Besides, it is important to consider that the data used within health activities belong to particularly sensitive data categories (EU, 1995), which must have a special protection. The processing of health data shall generally require the explicit consent of the owner with evidence in writing, as well as introducing special security measures to prevent the change, loss or non-authorised access.

The Spanish law provides that the essential use of clinical documentation is to guarantee an adequate attention to the patient, thus the access to it should be available to those health professionals that diagnose or treat such patient (Requejo, 2003).
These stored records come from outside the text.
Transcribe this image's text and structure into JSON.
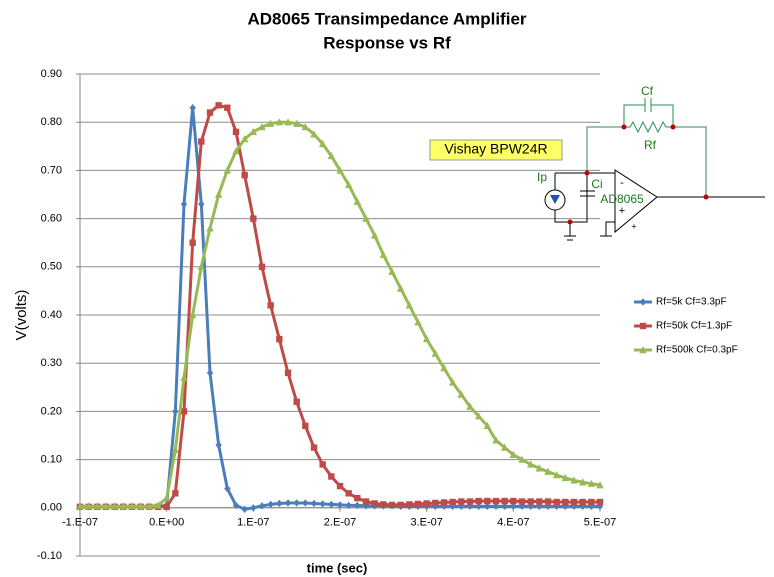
{
  "chart_data": {
    "type": "line",
    "title": "AD8065 Transimpedance  Amplifier",
    "subtitle": "Response vs Rf",
    "x_label": "time (sec)",
    "y_label": "V(volts)",
    "x": [
      -1e-07,
      -9e-08,
      -8e-08,
      -7e-08,
      -6e-08,
      -5e-08,
      -4e-08,
      -3e-08,
      -2e-08,
      -1e-08,
      0,
      1e-08,
      2e-08,
      3e-08,
      4e-08,
      5e-08,
      6e-08,
      7e-08,
      8e-08,
      9e-08,
      1e-07,
      1.1e-07,
      1.2e-07,
      1.3e-07,
      1.4e-07,
      1.5e-07,
      1.6e-07,
      1.7e-07,
      1.8e-07,
      1.9e-07,
      2e-07,
      2.1e-07,
      2.2e-07,
      2.3e-07,
      2.4e-07,
      2.5e-07,
      2.6e-07,
      2.7e-07,
      2.8e-07,
      2.9e-07,
      3e-07,
      3.1e-07,
      3.2e-07,
      3.3e-07,
      3.4e-07,
      3.5e-07,
      3.6e-07,
      3.7e-07,
      3.8e-07,
      3.9e-07,
      4e-07,
      4.1e-07,
      4.2e-07,
      4.3e-07,
      4.4e-07,
      4.5e-07,
      4.6e-07,
      4.7e-07,
      4.8e-07,
      4.9e-07,
      5e-07
    ],
    "series": [
      {
        "name": "Rf=5k  Cf=3.3pF",
        "color": "#4a7ebb",
        "marker": "diamond",
        "values": [
          0.003,
          0.003,
          0.003,
          0.003,
          0.003,
          0.003,
          0.003,
          0.003,
          0.003,
          0.003,
          0.005,
          0.2,
          0.63,
          0.83,
          0.63,
          0.28,
          0.13,
          0.04,
          0.005,
          -0.003,
          0.0,
          0.004,
          0.007,
          0.009,
          0.01,
          0.01,
          0.01,
          0.009,
          0.008,
          0.007,
          0.006,
          0.005,
          0.005,
          0.004,
          0.004,
          0.004,
          0.004,
          0.003,
          0.003,
          0.003,
          0.003,
          0.003,
          0.003,
          0.003,
          0.003,
          0.003,
          0.003,
          0.003,
          0.003,
          0.003,
          0.003,
          0.003,
          0.003,
          0.003,
          0.003,
          0.003,
          0.003,
          0.003,
          0.003,
          0.003,
          0.003
        ]
      },
      {
        "name": "Rf=50k  Cf=1.3pF",
        "color": "#be4b48",
        "marker": "square",
        "values": [
          0.002,
          0.002,
          0.002,
          0.002,
          0.002,
          0.002,
          0.002,
          0.002,
          0.002,
          0.002,
          0.002,
          0.03,
          0.2,
          0.55,
          0.76,
          0.82,
          0.835,
          0.83,
          0.78,
          0.69,
          0.6,
          0.5,
          0.42,
          0.35,
          0.28,
          0.22,
          0.17,
          0.125,
          0.09,
          0.065,
          0.045,
          0.03,
          0.02,
          0.013,
          0.009,
          0.007,
          0.006,
          0.006,
          0.007,
          0.008,
          0.009,
          0.01,
          0.011,
          0.012,
          0.013,
          0.013,
          0.014,
          0.014,
          0.014,
          0.014,
          0.014,
          0.013,
          0.013,
          0.013,
          0.013,
          0.012,
          0.012,
          0.012,
          0.012,
          0.012,
          0.012
        ]
      },
      {
        "name": "Rf=500k  Cf=0.3pF",
        "color": "#98b954",
        "marker": "triangle",
        "values": [
          0.003,
          0.003,
          0.003,
          0.003,
          0.003,
          0.003,
          0.003,
          0.003,
          0.003,
          0.005,
          0.02,
          0.12,
          0.27,
          0.4,
          0.5,
          0.58,
          0.65,
          0.7,
          0.74,
          0.765,
          0.78,
          0.79,
          0.797,
          0.8,
          0.8,
          0.797,
          0.79,
          0.775,
          0.755,
          0.73,
          0.7,
          0.67,
          0.635,
          0.6,
          0.565,
          0.525,
          0.49,
          0.455,
          0.42,
          0.385,
          0.35,
          0.32,
          0.29,
          0.26,
          0.235,
          0.21,
          0.19,
          0.17,
          0.14,
          0.125,
          0.11,
          0.1,
          0.09,
          0.082,
          0.075,
          0.068,
          0.062,
          0.057,
          0.053,
          0.05,
          0.047
        ]
      }
    ],
    "xlim": [
      -1e-07,
      5e-07
    ],
    "ylim": [
      -0.1,
      0.9
    ],
    "xticks": [
      {
        "value": -1e-07,
        "label": "-1.E-07"
      },
      {
        "value": 0,
        "label": "0.E+00"
      },
      {
        "value": 1e-07,
        "label": "1.E-07"
      },
      {
        "value": 2e-07,
        "label": "2.E-07"
      },
      {
        "value": 3e-07,
        "label": "3.E-07"
      },
      {
        "value": 4e-07,
        "label": "4.E-07"
      },
      {
        "value": 5e-07,
        "label": "5.E-07"
      }
    ],
    "yticks": [
      {
        "value": -0.1,
        "label": "-0.10"
      },
      {
        "value": 0,
        "label": "0.00"
      },
      {
        "value": 0.1,
        "label": "0.10"
      },
      {
        "value": 0.2,
        "label": "0.20"
      },
      {
        "value": 0.3,
        "label": "0.30"
      },
      {
        "value": 0.4,
        "label": "0.40"
      },
      {
        "value": 0.5,
        "label": "0.50"
      },
      {
        "value": 0.6,
        "label": "0.60"
      },
      {
        "value": 0.7,
        "label": "0.70"
      },
      {
        "value": 0.8,
        "label": "0.80"
      },
      {
        "value": 0.9,
        "label": "0.90"
      }
    ],
    "grid": true,
    "legend": "right",
    "annotations": {
      "sensor": "Vishay BPW24R",
      "cf": "Cf",
      "rf": "Rf",
      "ip": "Ip",
      "ci": "Ci",
      "opamp": "AD8065",
      "minus": "-",
      "plus": "+"
    }
  }
}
The analysis of the previous legal requirement can be made from very different angles:

  • 1.

    It triggers the obligation to have medical records of each patient as well as gathering all the relevant information about their health condition. The existence and content of the medical records are not arbitrary, nor are they left to subjective opinions of professionals, who take part in their preparation.

  • 2.

    The fact that the records must be available to those health professionals that take part in the diagnosis or treatment of the patient triggers new obligations of very different kind:

    • a.

      Professionals cannot reserve information to their sole knowledge. If a piece of information is relevant to acknowledge the patient’s health condition, this shall be reflected in the medical records and available to any health professional that has a care relationship with such patient.

    • b.

      Medical records must focus on unification, avoiding the existence of information scattered in different healthcare institutions where the patient may go, or even within the same institution. All the relevant information about a patient’s health condition, independently of where and when it has been gathered, must be integrated in a single medical history.

    • c.

      The fact that medical records are available to those health professionals that take part in a patient’s treatment triggers the obligation to establish procedures and guarantees which prevent anyone (health professional or not) not taking part in the diagnosis or treatment from accessing it.

    • d.

      From the patient’s point of view, the command of availability of medical records to those professionals in charge of the treatment triggers the right to oblige them to access the medical records, independently of when and where the information contained in them was gathered.

Section 2 of the analyzed legal requirement establishes that every healthcare institution shall lay down the methods that enable access to every patient’s medical record by the professionals treating them at any moment.